Então percebi que as pessoas guardavam repolhos no compartimento das malas. Iriam até Aparecida do Norte e só voltariam para casa dois dias depois, mas saqueavam a carga do caminhão. Meu vizinho, um senhor de rosto obscenamente bronzeado, ainda me olhava, esperando que eu agradecesse.

Algumas das incursões feitas por Miguel Sanches na seara da crônica dão ao livro firme poder de observação do tempo em que se insere, conforme demonstra o conto citado. Porém a contemplação mais ampla, alvejando o homem e alguns de seus dilemas, independentes do tempo, mostra-se escassa justamente por ser desprovida da penetração aguçada no interior dos personagens, os quais vivenciam situações de grande tensão emotiva, as quais são relatadas com escassa tensão narrativa.

Mesmo em seus melhores lances, como em Redentor, protagonizado por um homem típico das convenções mas algo atormentado por seus desejos homossexuais, a construção do personagem e a análise de seus pensamentos e ações não exploram as procelas sentimentais que se poderiam esperar de alguém com tal perfil. Numa noite na Zona Sul do Rio, Pedro, homem casado e que veio à cidade para um congresso de seu trabalho, leva um travesti para seu quarto, mas interrompe subitamente o ato sexual a que havia dado início. A cena inspira forte dramaticidade, mas é amenamente descrita pelo narrador:

Pedro foi ao banheiro, tirou o preservativo com papel higiênico e tomou um banho rápido. Ela entrou no banheiro só de saia e sandália, para arrumar a peruca no espelho. Então ele viu a imagem de Cristo tatuada na barriga, um Cristo meio selvagem. Pedro teve vontade de chorar.

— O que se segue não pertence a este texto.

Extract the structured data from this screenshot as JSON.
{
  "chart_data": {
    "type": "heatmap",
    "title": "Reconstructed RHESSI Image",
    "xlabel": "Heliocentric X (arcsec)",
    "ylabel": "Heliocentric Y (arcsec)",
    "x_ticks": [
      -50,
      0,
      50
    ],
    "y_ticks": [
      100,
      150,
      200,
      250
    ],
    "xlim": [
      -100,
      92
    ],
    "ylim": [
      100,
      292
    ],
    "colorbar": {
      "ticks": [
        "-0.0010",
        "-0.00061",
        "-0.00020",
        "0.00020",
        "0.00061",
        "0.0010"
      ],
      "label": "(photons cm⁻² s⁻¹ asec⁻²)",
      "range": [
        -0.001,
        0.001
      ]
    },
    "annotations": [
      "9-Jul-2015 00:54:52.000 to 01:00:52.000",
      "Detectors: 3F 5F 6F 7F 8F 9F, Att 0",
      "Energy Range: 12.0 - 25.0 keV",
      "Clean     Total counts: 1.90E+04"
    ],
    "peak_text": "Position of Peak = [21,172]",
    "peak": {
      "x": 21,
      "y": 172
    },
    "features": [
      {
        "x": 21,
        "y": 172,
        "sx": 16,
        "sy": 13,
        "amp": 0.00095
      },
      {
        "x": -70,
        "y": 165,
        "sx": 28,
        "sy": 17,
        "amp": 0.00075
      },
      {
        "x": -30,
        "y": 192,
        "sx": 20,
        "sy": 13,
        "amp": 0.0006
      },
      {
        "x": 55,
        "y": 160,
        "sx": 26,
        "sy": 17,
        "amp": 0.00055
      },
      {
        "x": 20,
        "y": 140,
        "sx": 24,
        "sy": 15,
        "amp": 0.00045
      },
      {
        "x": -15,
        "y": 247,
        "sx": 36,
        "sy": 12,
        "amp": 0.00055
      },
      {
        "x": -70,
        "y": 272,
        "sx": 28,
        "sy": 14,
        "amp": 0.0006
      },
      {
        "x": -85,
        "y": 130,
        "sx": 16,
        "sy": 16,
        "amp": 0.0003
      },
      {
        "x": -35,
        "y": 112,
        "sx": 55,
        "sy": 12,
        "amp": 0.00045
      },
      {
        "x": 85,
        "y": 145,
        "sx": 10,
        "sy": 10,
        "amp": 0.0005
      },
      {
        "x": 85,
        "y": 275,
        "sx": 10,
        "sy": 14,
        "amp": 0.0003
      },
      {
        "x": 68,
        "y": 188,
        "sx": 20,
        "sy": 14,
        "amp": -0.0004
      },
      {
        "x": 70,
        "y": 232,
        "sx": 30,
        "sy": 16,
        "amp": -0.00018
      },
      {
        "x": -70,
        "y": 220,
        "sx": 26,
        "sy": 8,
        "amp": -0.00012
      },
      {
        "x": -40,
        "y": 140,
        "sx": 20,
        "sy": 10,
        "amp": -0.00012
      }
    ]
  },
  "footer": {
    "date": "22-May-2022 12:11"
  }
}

Noutro conto, Para o seu bem, cuja atmosfera agônica tem o sangue social, a ausência de desdobramento narrativo (o qual nos aproxima da complexidade anímica do personagem, levando-nos a conhecer e desconhecer o homem) deixa artificial a “conversão” do pacato menino Fábio Júnior ao crime, visto que tudo se processa de modo imediato e, por isso, inverossímil demais: o rapaz fala uma vez com um traficante; o traficante vai a casa dele, e então ele fuma maconha pela primeira vez; bem adiante, Fábio Júnior já consome drogas mais pesadas, e num trajeto percorrido por velocista olímpico, torna-se, a um só tempo, traficante e ladrão (que se dá ao luxo de ir a um culto evangélico desacompanhado sem temer qualquer perseguição): “Estou com dinheiro, compro e vendo droga agora. Tive que matar o [traficante] Pânico porque ele estava dormindo com minha menina, e fiquei com os clientes dele. Todos têm medo do menino Júnior, o vulgo pegou mesmo”.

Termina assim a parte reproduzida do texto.